Deux "événements" culturels se sont fait remarquer ces derniers jours, non pas pour la qualité intrinsèque des chanteurs ou des chansons, mais pour la portée toute symbolique de paroles inattendues.
Le groupe géorgien "Stefane et les 3G" s'est fait connaître par une chanson disco en anglais dont le refrain offre un jeu de mots visant le premier ministre russe. "We don't wanna put in/The negative mood/It's killin' the groove..."(http://www.youtube.com/watch?v=sGNes5KS8hA). La chanson serait juste amusante si la Géorgie, qui s'était retirée de la compétition annuelle de l'Eurovision qui doit se dérouler cette année en Russie, n'avait finalement décidé de présenter ce groupe et cette chanson. Un acte politique chanté, c'est si rare...

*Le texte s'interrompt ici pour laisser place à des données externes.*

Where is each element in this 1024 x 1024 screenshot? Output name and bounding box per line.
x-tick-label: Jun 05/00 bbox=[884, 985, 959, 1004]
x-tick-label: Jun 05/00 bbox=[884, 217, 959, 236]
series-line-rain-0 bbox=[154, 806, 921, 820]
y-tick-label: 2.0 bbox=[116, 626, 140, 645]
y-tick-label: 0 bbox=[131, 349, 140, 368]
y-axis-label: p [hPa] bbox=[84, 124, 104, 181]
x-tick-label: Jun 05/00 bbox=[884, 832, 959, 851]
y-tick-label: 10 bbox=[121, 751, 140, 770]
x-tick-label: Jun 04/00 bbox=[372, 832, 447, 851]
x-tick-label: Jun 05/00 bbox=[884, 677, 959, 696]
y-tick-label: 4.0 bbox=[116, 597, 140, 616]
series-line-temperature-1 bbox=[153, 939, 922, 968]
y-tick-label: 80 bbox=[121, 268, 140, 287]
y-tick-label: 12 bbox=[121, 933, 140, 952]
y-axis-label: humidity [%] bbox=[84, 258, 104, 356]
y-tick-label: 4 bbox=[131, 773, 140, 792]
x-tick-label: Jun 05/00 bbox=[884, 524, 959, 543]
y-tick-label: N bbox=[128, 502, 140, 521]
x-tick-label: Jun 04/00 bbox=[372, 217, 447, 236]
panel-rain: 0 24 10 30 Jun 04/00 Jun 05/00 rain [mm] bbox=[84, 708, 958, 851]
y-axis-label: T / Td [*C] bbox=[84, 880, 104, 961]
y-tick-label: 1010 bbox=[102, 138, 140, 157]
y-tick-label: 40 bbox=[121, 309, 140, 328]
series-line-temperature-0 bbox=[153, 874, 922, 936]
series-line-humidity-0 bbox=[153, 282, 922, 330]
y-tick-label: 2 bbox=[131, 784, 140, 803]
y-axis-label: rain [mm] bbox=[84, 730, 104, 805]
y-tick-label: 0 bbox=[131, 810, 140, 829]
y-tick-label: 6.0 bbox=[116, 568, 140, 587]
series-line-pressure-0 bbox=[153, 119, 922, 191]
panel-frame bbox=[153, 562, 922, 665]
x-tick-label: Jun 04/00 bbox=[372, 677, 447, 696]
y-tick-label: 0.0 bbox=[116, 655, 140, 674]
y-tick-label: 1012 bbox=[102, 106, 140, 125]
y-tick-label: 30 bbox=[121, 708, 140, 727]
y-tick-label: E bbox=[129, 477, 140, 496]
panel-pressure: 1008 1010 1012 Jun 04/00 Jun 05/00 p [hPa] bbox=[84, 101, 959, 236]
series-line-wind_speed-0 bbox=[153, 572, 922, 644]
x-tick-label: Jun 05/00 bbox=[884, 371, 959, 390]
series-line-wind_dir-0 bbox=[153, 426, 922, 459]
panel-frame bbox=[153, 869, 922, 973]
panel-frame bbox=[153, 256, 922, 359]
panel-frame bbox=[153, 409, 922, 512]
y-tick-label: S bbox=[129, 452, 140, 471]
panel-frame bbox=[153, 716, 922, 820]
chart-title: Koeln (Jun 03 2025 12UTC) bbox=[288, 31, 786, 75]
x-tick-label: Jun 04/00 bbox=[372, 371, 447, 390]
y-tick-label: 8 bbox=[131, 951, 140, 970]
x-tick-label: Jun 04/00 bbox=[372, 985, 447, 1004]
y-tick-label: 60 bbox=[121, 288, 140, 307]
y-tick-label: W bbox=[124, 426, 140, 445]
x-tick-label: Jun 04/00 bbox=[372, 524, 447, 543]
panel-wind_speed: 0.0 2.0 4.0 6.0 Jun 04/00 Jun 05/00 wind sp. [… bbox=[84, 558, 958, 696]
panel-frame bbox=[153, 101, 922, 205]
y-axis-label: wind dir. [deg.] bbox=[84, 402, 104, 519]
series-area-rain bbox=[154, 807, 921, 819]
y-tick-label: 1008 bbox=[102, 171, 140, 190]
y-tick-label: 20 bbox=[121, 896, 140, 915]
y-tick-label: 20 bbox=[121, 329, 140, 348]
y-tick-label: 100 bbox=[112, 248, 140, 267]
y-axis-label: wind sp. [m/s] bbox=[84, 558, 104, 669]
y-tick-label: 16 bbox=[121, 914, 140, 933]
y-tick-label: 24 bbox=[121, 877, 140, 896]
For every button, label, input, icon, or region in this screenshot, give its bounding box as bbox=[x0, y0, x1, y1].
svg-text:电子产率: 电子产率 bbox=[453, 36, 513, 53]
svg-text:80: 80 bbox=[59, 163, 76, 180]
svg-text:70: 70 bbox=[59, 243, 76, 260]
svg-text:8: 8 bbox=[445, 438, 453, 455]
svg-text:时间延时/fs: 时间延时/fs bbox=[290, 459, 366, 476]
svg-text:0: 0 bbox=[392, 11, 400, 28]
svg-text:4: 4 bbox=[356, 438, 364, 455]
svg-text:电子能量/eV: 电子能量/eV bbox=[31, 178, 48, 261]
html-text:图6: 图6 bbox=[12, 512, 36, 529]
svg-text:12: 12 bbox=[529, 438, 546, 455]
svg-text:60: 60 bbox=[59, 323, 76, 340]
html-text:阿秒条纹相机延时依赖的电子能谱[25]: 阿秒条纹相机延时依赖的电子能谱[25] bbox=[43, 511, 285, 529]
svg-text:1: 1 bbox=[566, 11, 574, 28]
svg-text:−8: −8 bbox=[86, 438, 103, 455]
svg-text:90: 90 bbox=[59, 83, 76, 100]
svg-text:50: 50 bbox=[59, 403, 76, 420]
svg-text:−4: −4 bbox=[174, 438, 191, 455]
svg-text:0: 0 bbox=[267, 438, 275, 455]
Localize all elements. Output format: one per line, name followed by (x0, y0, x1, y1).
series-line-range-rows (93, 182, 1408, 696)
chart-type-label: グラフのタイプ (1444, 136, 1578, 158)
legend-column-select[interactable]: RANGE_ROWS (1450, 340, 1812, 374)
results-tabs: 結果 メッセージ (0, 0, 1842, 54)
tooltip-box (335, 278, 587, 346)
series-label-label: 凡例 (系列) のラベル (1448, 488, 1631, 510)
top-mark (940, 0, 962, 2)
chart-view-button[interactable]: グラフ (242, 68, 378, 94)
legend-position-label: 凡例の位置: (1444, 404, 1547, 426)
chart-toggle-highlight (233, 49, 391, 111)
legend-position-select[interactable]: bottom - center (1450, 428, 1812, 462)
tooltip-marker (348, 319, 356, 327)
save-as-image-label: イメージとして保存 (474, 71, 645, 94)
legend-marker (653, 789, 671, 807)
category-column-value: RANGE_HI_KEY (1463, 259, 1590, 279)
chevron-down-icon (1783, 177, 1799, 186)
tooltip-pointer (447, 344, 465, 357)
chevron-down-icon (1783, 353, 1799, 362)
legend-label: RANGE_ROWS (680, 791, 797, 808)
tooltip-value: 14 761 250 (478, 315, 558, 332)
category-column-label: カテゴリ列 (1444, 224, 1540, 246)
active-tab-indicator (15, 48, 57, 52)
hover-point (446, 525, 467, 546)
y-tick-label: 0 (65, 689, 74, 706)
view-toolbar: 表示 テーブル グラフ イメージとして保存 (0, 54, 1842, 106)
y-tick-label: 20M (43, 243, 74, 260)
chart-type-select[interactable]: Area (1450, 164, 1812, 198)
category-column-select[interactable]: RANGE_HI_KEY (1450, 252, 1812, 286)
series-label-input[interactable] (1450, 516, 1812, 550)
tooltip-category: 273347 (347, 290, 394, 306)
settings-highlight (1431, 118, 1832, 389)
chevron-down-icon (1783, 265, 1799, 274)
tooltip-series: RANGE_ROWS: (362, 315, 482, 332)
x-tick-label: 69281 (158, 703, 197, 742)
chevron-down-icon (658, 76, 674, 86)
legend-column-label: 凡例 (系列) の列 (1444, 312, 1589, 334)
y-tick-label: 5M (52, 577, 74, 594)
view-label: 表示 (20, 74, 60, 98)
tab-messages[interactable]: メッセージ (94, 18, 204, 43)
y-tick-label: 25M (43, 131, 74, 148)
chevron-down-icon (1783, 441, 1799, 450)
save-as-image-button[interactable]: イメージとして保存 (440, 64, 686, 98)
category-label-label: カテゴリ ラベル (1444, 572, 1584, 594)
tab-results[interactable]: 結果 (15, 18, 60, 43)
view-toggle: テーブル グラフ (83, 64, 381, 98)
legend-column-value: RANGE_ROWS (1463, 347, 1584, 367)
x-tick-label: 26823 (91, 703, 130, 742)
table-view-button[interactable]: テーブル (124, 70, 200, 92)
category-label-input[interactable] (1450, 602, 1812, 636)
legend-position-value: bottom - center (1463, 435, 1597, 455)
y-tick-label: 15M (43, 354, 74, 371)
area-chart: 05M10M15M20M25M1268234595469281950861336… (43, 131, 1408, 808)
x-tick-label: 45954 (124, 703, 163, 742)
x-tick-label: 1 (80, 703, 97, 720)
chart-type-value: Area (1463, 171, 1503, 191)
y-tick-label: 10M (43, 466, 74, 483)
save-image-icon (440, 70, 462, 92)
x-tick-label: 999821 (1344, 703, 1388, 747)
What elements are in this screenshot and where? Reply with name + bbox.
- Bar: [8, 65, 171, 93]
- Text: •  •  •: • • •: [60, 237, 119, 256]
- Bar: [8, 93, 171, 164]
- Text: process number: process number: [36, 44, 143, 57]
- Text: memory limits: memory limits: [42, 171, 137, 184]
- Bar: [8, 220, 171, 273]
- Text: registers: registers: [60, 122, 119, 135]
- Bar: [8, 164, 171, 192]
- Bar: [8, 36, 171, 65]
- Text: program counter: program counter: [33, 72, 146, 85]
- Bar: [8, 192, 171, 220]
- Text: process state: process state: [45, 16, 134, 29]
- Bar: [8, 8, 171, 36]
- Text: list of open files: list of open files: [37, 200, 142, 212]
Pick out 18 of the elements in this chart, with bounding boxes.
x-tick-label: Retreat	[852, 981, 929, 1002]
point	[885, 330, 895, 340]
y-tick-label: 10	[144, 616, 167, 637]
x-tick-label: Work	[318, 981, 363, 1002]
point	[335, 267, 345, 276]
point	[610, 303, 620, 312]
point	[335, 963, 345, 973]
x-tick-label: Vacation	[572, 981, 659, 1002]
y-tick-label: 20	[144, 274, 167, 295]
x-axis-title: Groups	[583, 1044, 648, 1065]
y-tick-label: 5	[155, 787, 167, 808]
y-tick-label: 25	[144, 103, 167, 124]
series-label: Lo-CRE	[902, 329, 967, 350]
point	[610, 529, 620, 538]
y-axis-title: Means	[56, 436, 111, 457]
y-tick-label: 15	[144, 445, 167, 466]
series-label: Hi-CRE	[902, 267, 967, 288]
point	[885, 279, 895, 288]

L'autre "attaque" antirusse provient de "Bouba" Vakhtang Kikabidze, star populaire à la longue carrière d'acteur (souvenez-vous de Mimino, Ne Sois pas Triste) et de crooner connu dans toute l'URSS. Dans une de ses dernières chansons intitulée "Razotcharovali" (Vous m'avez déçu), Bouba Kikabidze regrette le passé récent où Géorgie et Russie étaient des pays frères et déplore l'attaque russe d'août 2008, le clip s'attarde sur des images de la guerre qui les a opposé (http://www.youtube.com/watch?v=vmuQKzulKL0). Le chanteur âgé de 70 ans a déclaré que cette chanson accusait non pas les politiciens ni l'armée russe mais l'intelligentsia russe de n'avoir pas élevé la voix pour prendre la défense de la Géorgie (rferl, Chloe Arnold, 03.03.2009, http://www.rferl.org/content/Georgian_Singers_Sad_Song_Only_Making_Russians_See_Red/1503373.html
Dans le premier cas, le porte-parole du gouvernement russe a parlé de "hooliganisme". Un texte politique à l'Eurovision, ce serait une première, car l'ambition du concours est de rapprocher les nations euroépéennes... La Géorgie doit confirmer son choix d'être représentée par cette chanson avant le 16 mars. (Civil.ge, 20.02.2009, http://www.civil.ge/rus/article.php?id=18710&search=3G)
Dans le second cas, "Bouba" Kikabidze semble persister dans sa voie : bouder la Russie qui le déçoit. Il avaitdéjà refusé de recevoir des mains du président Dmitri Medvedev l'Ordre de l'Amitié, en août 2008. Il a aussi déclaré u'il annulerait les festivités prévues à Moscou pour ses soixante-dix ans, pour les fêter finalement à Kiev, capitale de l'Ukraine, autre symbole de la lutte d'une ancienne république soviétique contre le Kremlin.